MIT incident column: incident_id
GMF incident column: incident id
CSET incident column: incident id
MIT coverage:  90.9%
GMF coverage:  23.8%
CSET coverage: 15.7%
Total reports (rows): 6687
Unique report URLs: 5846
Unique source domains: 1781
Submissions rows (auxiliary): 45
Note: This snapshot has no incident↔report mapping table, so per-incident report counts are not reproducible here.


In [30]:
missing = inc.isna().mean().sort_values(ascending=False)
missing.head(25)

_id                                        0.0
incident_id                                0.0
date                                       0.0
reports                                    0.0
alleged deployer of ai system              0.0
alleged developer of ai system             0.0
alleged harmed or nearly harmed parties    0.0
description                                0.0
title                                      0.0
dtype: float64

In [31]:
high_missing = missing[missing > 0.5]
print(f"Columns with >50% missingness: {len(high_missing)}")
high_missing

Columns with >50% missingness: 0


Series([], dtype: float64)

### Missingness Assessment (Incidents Table)

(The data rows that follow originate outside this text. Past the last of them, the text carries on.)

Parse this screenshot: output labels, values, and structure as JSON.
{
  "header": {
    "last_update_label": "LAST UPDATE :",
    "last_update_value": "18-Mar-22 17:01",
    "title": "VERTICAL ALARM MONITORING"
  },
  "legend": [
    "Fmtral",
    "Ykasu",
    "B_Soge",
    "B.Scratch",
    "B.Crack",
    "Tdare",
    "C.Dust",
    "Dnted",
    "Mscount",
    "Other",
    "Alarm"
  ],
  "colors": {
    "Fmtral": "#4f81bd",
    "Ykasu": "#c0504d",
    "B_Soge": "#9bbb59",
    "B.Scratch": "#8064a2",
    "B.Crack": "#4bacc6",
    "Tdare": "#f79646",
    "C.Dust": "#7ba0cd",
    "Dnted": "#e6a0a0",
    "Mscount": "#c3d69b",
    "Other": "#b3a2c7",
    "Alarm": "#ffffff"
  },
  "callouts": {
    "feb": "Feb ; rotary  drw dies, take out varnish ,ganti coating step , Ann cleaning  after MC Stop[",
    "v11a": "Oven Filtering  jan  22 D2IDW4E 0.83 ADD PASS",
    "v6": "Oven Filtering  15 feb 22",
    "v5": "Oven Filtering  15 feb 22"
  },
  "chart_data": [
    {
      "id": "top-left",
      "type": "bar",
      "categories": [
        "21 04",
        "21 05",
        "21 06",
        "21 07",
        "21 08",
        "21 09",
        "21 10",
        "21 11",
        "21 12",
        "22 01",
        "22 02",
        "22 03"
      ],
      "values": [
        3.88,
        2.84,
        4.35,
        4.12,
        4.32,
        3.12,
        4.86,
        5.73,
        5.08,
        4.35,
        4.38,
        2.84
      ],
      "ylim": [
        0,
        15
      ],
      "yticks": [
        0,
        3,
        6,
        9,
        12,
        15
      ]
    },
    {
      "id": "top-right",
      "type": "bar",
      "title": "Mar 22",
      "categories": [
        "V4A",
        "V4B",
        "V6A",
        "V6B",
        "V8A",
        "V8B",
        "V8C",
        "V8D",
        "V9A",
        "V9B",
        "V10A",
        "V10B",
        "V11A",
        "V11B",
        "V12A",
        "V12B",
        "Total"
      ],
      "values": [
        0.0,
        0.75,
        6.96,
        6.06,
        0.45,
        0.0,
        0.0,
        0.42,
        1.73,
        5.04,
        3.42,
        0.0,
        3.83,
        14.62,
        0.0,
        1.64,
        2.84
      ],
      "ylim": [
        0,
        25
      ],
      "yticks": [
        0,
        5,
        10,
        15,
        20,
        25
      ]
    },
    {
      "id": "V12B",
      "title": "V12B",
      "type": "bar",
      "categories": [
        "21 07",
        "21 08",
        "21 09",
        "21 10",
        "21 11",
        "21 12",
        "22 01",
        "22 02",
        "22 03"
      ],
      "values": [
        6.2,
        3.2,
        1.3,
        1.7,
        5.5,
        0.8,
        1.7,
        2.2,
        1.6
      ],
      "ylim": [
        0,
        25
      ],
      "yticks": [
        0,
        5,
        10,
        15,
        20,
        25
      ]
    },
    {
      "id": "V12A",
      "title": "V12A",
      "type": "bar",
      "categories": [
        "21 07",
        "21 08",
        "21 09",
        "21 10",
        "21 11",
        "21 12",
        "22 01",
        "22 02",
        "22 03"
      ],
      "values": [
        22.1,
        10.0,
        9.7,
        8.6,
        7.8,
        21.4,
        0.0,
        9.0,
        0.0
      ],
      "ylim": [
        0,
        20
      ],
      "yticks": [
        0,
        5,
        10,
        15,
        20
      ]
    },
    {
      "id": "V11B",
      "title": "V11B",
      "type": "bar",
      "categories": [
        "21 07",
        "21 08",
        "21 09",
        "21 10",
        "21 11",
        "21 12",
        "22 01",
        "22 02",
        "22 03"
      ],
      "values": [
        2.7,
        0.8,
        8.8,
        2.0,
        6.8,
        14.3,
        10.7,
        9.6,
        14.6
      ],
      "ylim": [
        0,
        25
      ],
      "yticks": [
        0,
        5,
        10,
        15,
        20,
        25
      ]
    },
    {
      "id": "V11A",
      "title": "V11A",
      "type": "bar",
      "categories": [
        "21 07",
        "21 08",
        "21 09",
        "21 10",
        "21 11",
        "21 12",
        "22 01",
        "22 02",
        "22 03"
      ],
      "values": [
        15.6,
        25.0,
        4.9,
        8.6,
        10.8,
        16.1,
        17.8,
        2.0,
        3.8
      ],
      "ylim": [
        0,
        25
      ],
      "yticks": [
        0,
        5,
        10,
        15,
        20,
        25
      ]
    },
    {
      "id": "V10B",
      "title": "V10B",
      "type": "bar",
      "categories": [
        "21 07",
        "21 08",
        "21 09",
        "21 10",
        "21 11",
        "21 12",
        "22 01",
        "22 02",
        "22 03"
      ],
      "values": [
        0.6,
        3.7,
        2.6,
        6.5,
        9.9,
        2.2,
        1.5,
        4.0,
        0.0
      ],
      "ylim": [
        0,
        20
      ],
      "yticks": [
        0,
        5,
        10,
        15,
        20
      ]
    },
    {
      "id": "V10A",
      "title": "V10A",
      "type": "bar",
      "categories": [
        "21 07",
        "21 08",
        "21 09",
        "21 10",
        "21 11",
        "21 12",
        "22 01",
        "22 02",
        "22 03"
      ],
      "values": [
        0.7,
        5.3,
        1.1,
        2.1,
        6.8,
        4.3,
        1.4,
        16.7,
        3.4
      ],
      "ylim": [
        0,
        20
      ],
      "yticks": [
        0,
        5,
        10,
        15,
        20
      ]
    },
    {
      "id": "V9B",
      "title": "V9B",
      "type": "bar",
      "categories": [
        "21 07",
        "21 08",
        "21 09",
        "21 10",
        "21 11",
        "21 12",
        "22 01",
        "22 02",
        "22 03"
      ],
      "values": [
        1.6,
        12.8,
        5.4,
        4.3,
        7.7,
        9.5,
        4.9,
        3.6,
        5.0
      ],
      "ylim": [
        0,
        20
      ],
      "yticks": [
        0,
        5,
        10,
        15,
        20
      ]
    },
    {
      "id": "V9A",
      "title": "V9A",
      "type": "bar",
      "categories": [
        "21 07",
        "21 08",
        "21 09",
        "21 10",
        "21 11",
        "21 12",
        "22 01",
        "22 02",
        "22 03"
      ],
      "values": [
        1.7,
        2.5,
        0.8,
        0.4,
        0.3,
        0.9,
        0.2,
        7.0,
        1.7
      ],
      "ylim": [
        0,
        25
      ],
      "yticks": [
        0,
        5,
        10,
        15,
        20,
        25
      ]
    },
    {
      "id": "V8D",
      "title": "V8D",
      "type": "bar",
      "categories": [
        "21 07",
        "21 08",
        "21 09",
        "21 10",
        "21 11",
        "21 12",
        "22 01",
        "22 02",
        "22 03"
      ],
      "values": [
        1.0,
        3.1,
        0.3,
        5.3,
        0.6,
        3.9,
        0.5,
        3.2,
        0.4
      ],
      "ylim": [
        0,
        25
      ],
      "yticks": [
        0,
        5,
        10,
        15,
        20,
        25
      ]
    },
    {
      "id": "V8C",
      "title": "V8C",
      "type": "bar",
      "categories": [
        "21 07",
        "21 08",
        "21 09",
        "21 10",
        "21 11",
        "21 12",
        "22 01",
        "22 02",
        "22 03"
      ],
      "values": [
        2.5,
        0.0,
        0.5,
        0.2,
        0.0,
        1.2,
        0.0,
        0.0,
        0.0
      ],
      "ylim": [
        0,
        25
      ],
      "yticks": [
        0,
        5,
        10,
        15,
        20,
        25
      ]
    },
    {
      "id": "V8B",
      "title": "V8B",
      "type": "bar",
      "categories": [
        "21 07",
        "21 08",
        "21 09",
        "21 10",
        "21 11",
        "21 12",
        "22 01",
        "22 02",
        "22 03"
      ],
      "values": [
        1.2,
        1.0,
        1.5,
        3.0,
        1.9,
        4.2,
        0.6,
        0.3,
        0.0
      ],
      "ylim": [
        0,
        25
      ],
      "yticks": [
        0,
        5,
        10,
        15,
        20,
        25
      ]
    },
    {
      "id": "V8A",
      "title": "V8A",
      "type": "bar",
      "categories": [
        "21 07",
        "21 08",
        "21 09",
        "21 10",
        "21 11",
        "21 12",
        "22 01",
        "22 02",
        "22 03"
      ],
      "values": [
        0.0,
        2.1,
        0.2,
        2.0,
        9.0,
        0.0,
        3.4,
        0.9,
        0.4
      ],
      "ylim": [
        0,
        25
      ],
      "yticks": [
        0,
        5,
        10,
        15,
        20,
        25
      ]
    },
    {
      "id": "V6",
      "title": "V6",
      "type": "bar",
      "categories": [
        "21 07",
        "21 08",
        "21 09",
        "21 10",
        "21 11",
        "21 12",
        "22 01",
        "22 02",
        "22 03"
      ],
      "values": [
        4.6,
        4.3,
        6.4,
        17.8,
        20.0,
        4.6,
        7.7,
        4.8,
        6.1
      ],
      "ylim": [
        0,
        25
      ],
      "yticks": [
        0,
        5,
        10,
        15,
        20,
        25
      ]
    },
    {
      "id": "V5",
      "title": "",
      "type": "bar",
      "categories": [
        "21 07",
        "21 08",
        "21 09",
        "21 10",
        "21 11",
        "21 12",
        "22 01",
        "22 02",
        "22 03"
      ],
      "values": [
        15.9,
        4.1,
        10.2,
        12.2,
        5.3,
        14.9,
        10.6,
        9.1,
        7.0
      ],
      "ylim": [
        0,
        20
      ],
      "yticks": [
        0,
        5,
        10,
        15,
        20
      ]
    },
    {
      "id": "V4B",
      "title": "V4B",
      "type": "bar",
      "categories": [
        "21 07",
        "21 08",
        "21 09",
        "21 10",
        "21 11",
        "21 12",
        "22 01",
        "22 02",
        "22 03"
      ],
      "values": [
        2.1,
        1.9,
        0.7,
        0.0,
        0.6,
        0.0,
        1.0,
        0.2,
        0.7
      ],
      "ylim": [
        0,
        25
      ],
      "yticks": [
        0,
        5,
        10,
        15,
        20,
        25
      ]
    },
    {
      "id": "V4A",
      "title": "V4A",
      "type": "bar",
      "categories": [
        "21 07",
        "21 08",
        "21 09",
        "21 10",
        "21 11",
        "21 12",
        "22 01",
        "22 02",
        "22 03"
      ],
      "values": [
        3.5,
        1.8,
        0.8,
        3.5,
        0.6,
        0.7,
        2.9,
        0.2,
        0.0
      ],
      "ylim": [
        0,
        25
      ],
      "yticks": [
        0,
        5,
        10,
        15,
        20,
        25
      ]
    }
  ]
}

We evaluated column-level missingness in `incidents.csv` to assess structural completeness and downstream analytical reliability.

**Finding:**  
No columns exhibit greater than 50% missingness.

**Implications:**
- The incident-level dataset is structurally complete.
- Core identifiers and metadata fields are consistently populated.
- Descriptive trend analysis can be conducted without major imputation.
- Missingness is unlikely to systematically bias high-level distributional statistics.

**Analytical Decision:**  
All incident-level variables are retained for descriptive and comparative analysis. No columns are excluded due to sparsity in this snapshot.